In the Gluckian drama – whose principle (triumphant for the first time in Vienna with the Orpheus on the text of the great collaborator and inspirer of Gluck, Ranieri de ‘Calzabigi) is that of the submission of music to poetry – the old dry recitative is replaced by an expressive declamation supported not by the harpsichord but by the orchestra; the Arias spring from the logical course of the drama, framed in great architectures of scenes; the choir summarizes an essential value and a character of ancient grandeur; the melody (not very varied at Gluck) rediscovers the purity of line and the intensity of expression that had long been overwhelmed by the virtuosic practice of the so-called “bel canto”. The great currents of modern theater represented by Cherubini, Spontini, Weber etc. derive from Gluck’s theater, of international significance.

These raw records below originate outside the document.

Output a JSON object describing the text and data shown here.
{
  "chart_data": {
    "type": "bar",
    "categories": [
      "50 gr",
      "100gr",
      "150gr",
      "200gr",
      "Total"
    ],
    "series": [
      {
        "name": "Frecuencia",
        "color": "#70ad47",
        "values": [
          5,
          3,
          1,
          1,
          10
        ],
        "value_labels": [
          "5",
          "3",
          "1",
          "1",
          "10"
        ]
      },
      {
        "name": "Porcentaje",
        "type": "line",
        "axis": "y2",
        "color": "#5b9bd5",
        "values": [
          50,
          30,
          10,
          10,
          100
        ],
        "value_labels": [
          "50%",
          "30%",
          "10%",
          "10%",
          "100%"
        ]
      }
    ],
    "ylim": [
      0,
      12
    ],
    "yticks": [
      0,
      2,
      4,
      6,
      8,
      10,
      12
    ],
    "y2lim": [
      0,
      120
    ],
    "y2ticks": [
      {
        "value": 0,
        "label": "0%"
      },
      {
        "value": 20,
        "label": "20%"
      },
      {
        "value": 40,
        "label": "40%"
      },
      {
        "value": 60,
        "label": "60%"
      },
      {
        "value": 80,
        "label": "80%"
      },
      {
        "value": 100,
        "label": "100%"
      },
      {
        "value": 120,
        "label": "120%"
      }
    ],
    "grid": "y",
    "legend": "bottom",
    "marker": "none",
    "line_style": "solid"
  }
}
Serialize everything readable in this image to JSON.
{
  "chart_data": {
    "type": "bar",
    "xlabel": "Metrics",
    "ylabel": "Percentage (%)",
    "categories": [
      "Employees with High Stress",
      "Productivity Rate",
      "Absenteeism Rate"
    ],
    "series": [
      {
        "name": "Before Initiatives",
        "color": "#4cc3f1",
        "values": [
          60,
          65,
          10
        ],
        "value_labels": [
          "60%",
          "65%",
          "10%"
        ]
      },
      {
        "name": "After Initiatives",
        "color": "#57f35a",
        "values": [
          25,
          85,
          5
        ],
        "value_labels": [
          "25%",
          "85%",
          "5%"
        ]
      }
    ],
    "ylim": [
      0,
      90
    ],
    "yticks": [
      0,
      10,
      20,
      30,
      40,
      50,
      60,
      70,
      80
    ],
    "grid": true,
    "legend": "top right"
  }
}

According to, the variety of stylistic currents that had animated German instrumental music of the late eighteenth century, towards the end of the century, ends up merging into the broad and majestic style of the so-called Viennese school; style which remained, almost par excellence, the name of symphonic. Its main characteristics could be summarized in those of a very free thematic elaboration, in dialogue between the parties, outside of any rigor in the application of technical means (being able to occur mainly melodic-accompanied passages mainly, but always slightly, counterpoint); elaboration contained in the typical form of the Sonata and in the subordinate ones of the Lied instrumental, variation, minuet and rondo. This school, which represents the apogee of modern instrumental music, has remained – due to the wide architecture in whose clearly traced lines every impetus and every aspiration is ennobled and aesthetically explained – with the name of classical, and classics are called its three high representatives: J. Haydn, WA Mozart and L. v. Beethoven. At Haydn we find a keen sense of thematic elaboration, though still very light and free from great complexity, and – a fact intimately connected with this – a great thematic value of invention, of ideas; a rare balance between the areas of the composition, that is – in the sonata – between the period of exposure and the period of development (a balance that is not always achieved, for various reasons, by Mozart and Beethoven). With Haydn, moreover, the type of orchestra that is still the basis of the symphonic score can be said to be fully mature and efficient. Haydn has too often emphasized only the aspect of naive, almost rustic joy; an aspect which is certainly his most proper and personal but which should not make us forget the other significant ones: the calm religious expression and the singular acuity of his dialectic, truly worthy of a contemporary of the great German philosophers.